London has long been considered the home of the listed mining sector, with BHP Billiton, Rio Tinto and Anglo American among the exchange's big names. Missing out on the world's biggest aluminium producer would be a hit to that reputation, according to industry bankers.
Mining sector sources said that the partial float, which would list between 10 and 20 per cent of the company's shares, could value Rusal at $20-30bn.
Goldman Sachs and Credit Suisse have been lined up as the global co-ordinators for the flotation, which is expected to be marketed in Hong Kong in November. There are likely to be two bookrunners – more junior positions – that are expected to go to BNP Paribas and a Chinese bank.

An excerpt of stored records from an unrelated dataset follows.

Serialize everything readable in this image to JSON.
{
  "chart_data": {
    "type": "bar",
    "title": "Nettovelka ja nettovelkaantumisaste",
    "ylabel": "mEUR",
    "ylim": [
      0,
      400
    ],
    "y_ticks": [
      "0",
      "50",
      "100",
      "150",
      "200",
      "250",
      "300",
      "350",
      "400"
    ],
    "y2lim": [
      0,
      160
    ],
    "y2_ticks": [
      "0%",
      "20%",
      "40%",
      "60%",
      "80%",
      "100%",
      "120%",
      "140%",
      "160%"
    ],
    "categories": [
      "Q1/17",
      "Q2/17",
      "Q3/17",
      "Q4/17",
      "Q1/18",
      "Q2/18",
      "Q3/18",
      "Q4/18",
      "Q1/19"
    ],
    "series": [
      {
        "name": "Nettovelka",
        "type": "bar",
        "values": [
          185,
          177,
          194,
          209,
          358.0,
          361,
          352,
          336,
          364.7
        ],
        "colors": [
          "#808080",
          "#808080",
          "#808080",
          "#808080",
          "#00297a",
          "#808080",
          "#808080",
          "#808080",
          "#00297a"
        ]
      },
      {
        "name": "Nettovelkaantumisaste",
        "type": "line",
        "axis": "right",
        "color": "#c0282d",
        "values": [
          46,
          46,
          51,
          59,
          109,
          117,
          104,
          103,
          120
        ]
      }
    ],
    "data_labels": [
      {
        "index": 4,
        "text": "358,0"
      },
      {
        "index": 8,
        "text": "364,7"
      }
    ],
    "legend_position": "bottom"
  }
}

BNP is one of Rusal's leading lenders, and has sat on the committee that has been restructuring the group's debts. Rusal should complete its restructuring within the next month, allowing it to start marketing a float in November.
Sources said that a secondary listing on Euronext, the Paris-based exchange, is also under consideration. A senior mining figure added that Hong Kong was attractive due to its proximity to mainland China, a major customer.
Aluminium Corporation of China, better known as Chalco, Rusal's major rival, is also listed in Hong Kong. "There is no major aluminium player in London," said one source.
Rusal has long harboured plans to float on a major exchange, and was choosing between a London and Hong Kong until the market collapse frustrated the company.
Oleg Mukhamedshin, Rusal's director of capital markets, said last month that a listing "will be possible in the next 12 to 24 months". The original plan had been to list by the end of this year, a timetable that appears to have been resurrected.
Vera Kurochkina, a Rusal spokeswoman, denied that a decision had been made on a flotation, adding that banks had not been appointed. However, just last month Ms Kurochkina was reported as saying that Rusal was technically ready for a listing.
Mr Deripaska was in the news last week fater General Motors confirmed that it would sell a 55 per cent stake in Opel and Vauxhall to Canadian vehicle parts group Magna International. Gaz, Mr Deripaska's carmaker, is a member of Magna's consortium.